As meaningless as that oversight seems to be, at least the NSA doesn't have the pressure of shareholders who want to see it monetize all the data it collects as soon as humanly (algorithmically?) possible. Facebook does. Google ad campaigns done by marketing idiots follow people around on webpages and creep them out, because it turns out suggesting that your customers "Don't be evil" doesn't work very well, even when it would actually help their bottom line.
I'm sorry but you have to think about these things.

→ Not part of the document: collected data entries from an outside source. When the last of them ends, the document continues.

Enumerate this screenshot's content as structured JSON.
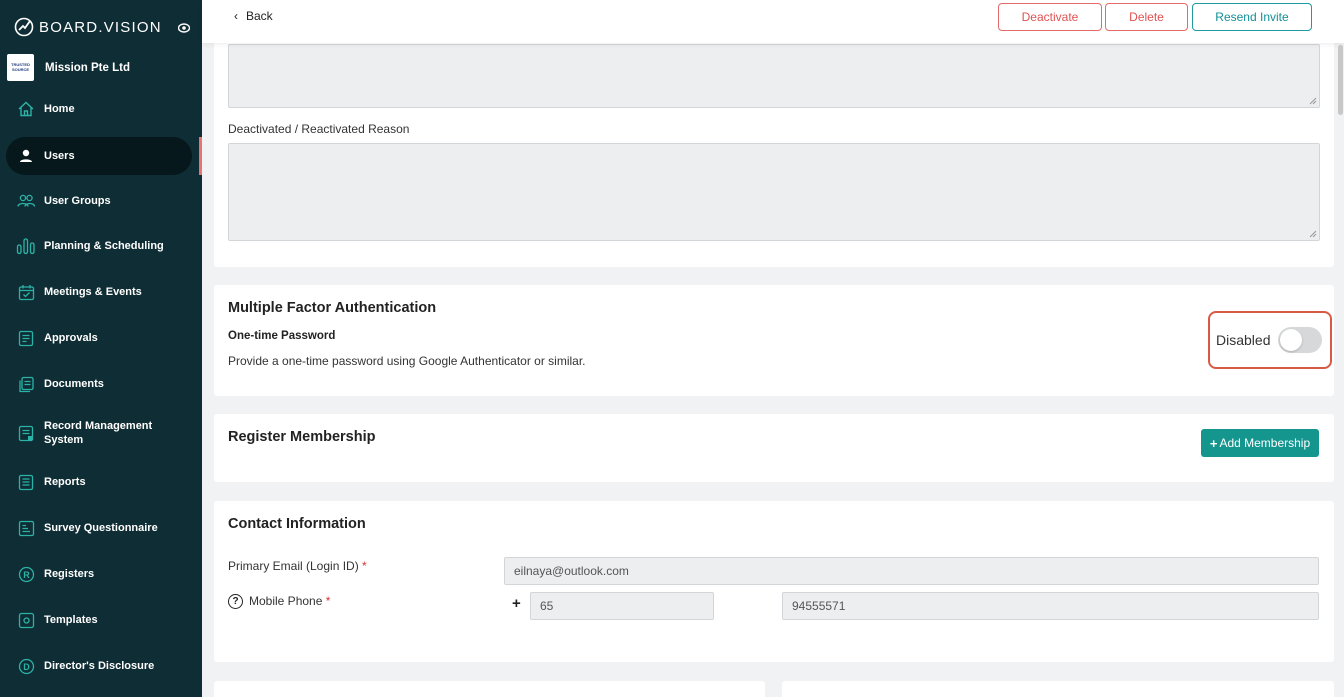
{
  "brand": {
    "name": "BOARD.VISION"
  },
  "org": {
    "name": "Mission Pte Ltd",
    "logo_line1": "TRUSTED",
    "logo_line2": "SOURCE"
  },
  "nav": [
    {
      "label": "Home",
      "icon": "home-icon"
    },
    {
      "label": "Users",
      "icon": "user-icon",
      "active": true
    },
    {
      "label": "User Groups",
      "icon": "user-group-icon"
    },
    {
      "label": "Planning & Scheduling",
      "icon": "planning-icon"
    },
    {
      "label": "Meetings & Events",
      "icon": "calendar-icon"
    },
    {
      "label": "Approvals",
      "icon": "approvals-icon"
    },
    {
      "label": "Documents",
      "icon": "documents-icon"
    },
    {
      "label": "Record Management System",
      "icon": "record-icon"
    },
    {
      "label": "Reports",
      "icon": "reports-icon"
    },
    {
      "label": "Survey Questionnaire",
      "icon": "survey-icon"
    },
    {
      "label": "Registers",
      "icon": "registers-icon"
    },
    {
      "label": "Templates",
      "icon": "templates-icon"
    },
    {
      "label": "Director's Disclosure",
      "icon": "disclosure-icon"
    }
  ],
  "topbar": {
    "back_label": "Back",
    "deactivate_label": "Deactivate",
    "delete_label": "Delete",
    "resend_label": "Resend Invite"
  },
  "reason": {
    "label": "Deactivated / Reactivated Reason",
    "value": ""
  },
  "mfa": {
    "title": "Multiple Factor Authentication",
    "subtitle": "One-time Password",
    "description": "Provide a one-time password using Google Authenticator or similar.",
    "status_label": "Disabled",
    "enabled": false
  },
  "membership": {
    "title": "Register Membership",
    "add_label": "Add Membership"
  },
  "contact": {
    "title": "Contact Information",
    "email_label": "Primary Email (Login ID)",
    "email_value": "eilnaya@outlook.com",
    "phone_label": "Mobile Phone",
    "country_code": "65",
    "phone_number": "94555571",
    "required_mark": "*",
    "plus": "+"
  },
  "colors": {
    "sidebar_bg": "#0f2d34",
    "accent": "#14968f",
    "danger": "#e05252",
    "highlight": "#d95a44"
  }
}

The good news is that if you have nothing to hide, what better excuse is there to play around with crypto and possibly add cover for people doing important work in dangerous places?
Finally, I'm also sorry that there's a gaping hole in the free software community wrt user experience. There's nothing implied by the four freedoms of the GPL that would lead a developer to take seriously the question of how to make those freedoms easy or even possible for the user to exercise meaningfully. How many crypto projects try to get the user experience right first, and fill in the crypto part later? There is plenty of crypto that has been well-tested and has a track record at this point, so it's not an impossible task.